I really enjoyed reading the story about the Jerky! When I went to America with my family back in 1998 (we were there for 15 months in Kemmerer, Wyoming) and during our time there), we all tried Jerky for the first time (I don't know what type) and it wad delicious! In fact, that is one of the things I miss about living in America. I don't know if Australia has Jerky, but if we did, I'd want to try it! I like the sound of that dryer as well and how it dries all the food up!

Once again, thanks for a gret post!

Alan Yates said...

I love jerky, but it costs a ridiculous amount here in AU. DIY sounds like the way to go, and I could make it as spicy as I wanted...

Now if only I had room in my tiny kitchen for yet another appliance.

Peter B Marks said...

First batch was great.

On the second batch we got carried away with the soy and left it drying for 12 hours.
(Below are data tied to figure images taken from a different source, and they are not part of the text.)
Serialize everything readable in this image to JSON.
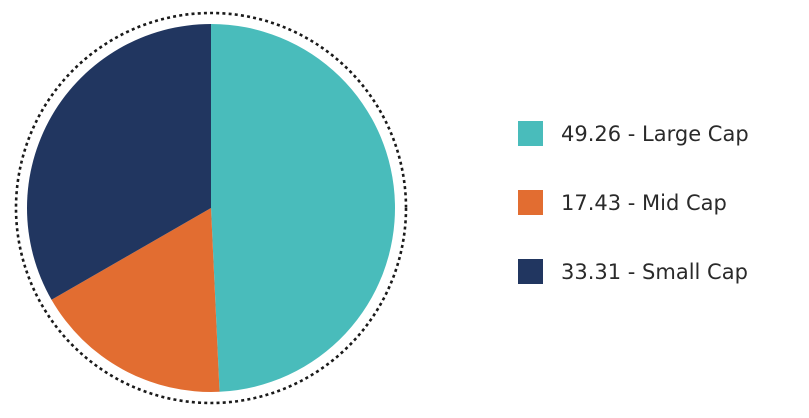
{
  "chart_data": {
    "type": "pie",
    "categories": [
      "Large Cap",
      "Mid Cap",
      "Small Cap"
    ],
    "values": [
      49.26,
      17.43,
      33.31
    ],
    "labels": [
      "49.26 - Large Cap",
      "17.43 - Mid Cap",
      "33.31 - Small Cap"
    ],
    "colors": [
      "#49bcbb",
      "#e26d31",
      "#213660"
    ],
    "start_angle": "12 o'clock",
    "direction": "clockwise",
    "outer_ring": "dotted",
    "legend_position": "right"
  }
}
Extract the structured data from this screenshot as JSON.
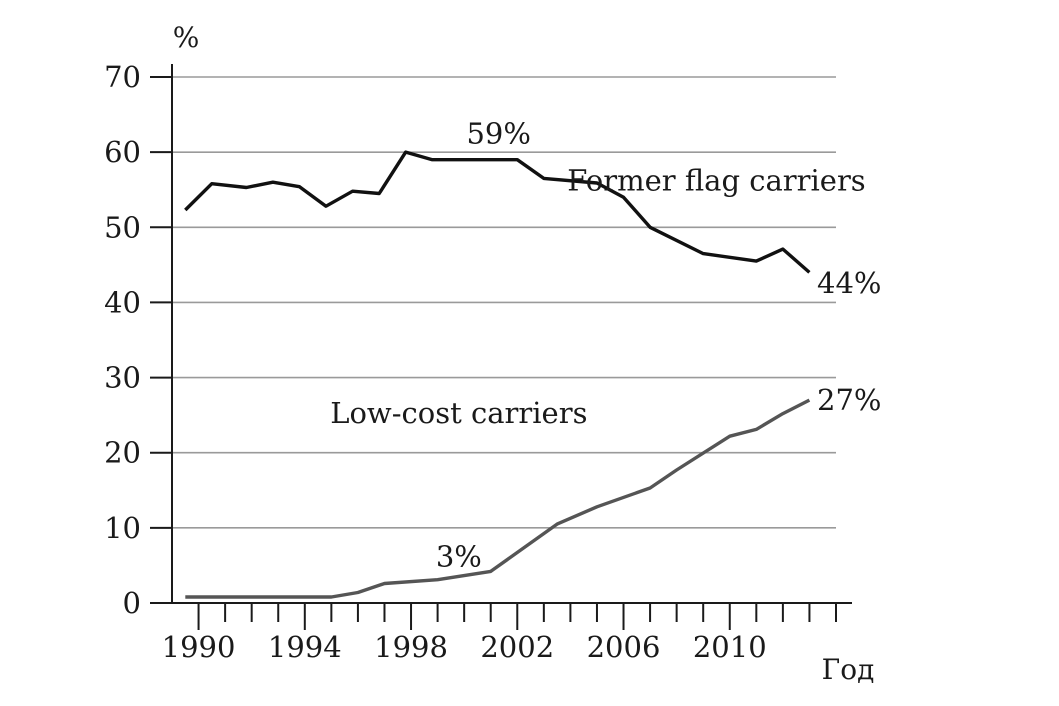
{
  "chart_data": {
    "type": "line",
    "y_unit": "%",
    "x_axis_label": "Год",
    "xlim": [
      1989,
      2014
    ],
    "ylim": [
      0,
      70
    ],
    "grid": true,
    "x_tick_labels": [
      "1990",
      "1994",
      "1998",
      "2002",
      "2006",
      "2010"
    ],
    "y_tick_labels": [
      "0",
      "10",
      "20",
      "30",
      "40",
      "50",
      "60",
      "70"
    ],
    "series": [
      {
        "name": "Former flag carriers",
        "color": "#111111",
        "x": [
          1989.5,
          1990.5,
          1991.8,
          1992.8,
          1993.8,
          1994.8,
          1995.8,
          1996.8,
          1997.8,
          1998.8,
          2002,
          2003,
          2005,
          2006,
          2007,
          2009,
          2011,
          2012,
          2013
        ],
        "y": [
          52.3,
          55.8,
          55.3,
          56,
          55.4,
          52.8,
          54.8,
          54.5,
          60,
          59,
          59,
          56.5,
          55.9,
          54,
          50,
          46.5,
          45.5,
          47.1,
          44
        ]
      },
      {
        "name": "Low-cost carriers",
        "color": "#555555",
        "x": [
          1989.5,
          1995,
          1996,
          1997,
          1999,
          2001,
          2003.5,
          2005,
          2007,
          2008,
          2010,
          2011,
          2012,
          2013
        ],
        "y": [
          0.8,
          0.8,
          1.4,
          2.6,
          3.1,
          4.2,
          10.5,
          12.8,
          15.3,
          17.7,
          22.2,
          23.1,
          25.2,
          27
        ]
      }
    ],
    "annotations": [
      {
        "text": "59%",
        "x": 2001.3,
        "y": 62.5
      },
      {
        "text": "Former flag carriers",
        "x": 2009.5,
        "y": 56.2
      },
      {
        "text": "44%",
        "x": 2014.5,
        "y": 42.6
      },
      {
        "text": "27%",
        "x": 2014.5,
        "y": 27
      },
      {
        "text": "Low-cost carriers",
        "x": 1999.8,
        "y": 25.3
      },
      {
        "text": "3%",
        "x": 1999.8,
        "y": 6.2
      }
    ]
  }
}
The end result was super salty charcoal.

There's another batch on now but the meat is a bit fatty - which doesn't go well with jerky.

Gomisan said...

Nothing like chewing on a good batch of beef jerky. I'm curious, do you prefer it chewy or dry and almost crumbly? How does the home made compare with something like Territory Jerky?

I've just started up an Australian Beef Jerky site myself, http://www.jerkyreport.com and wouldn't mind trying some homemade jerky to compare to the commercial offerings.

Are you still making jerky? Have you tried any new techniques or flavours?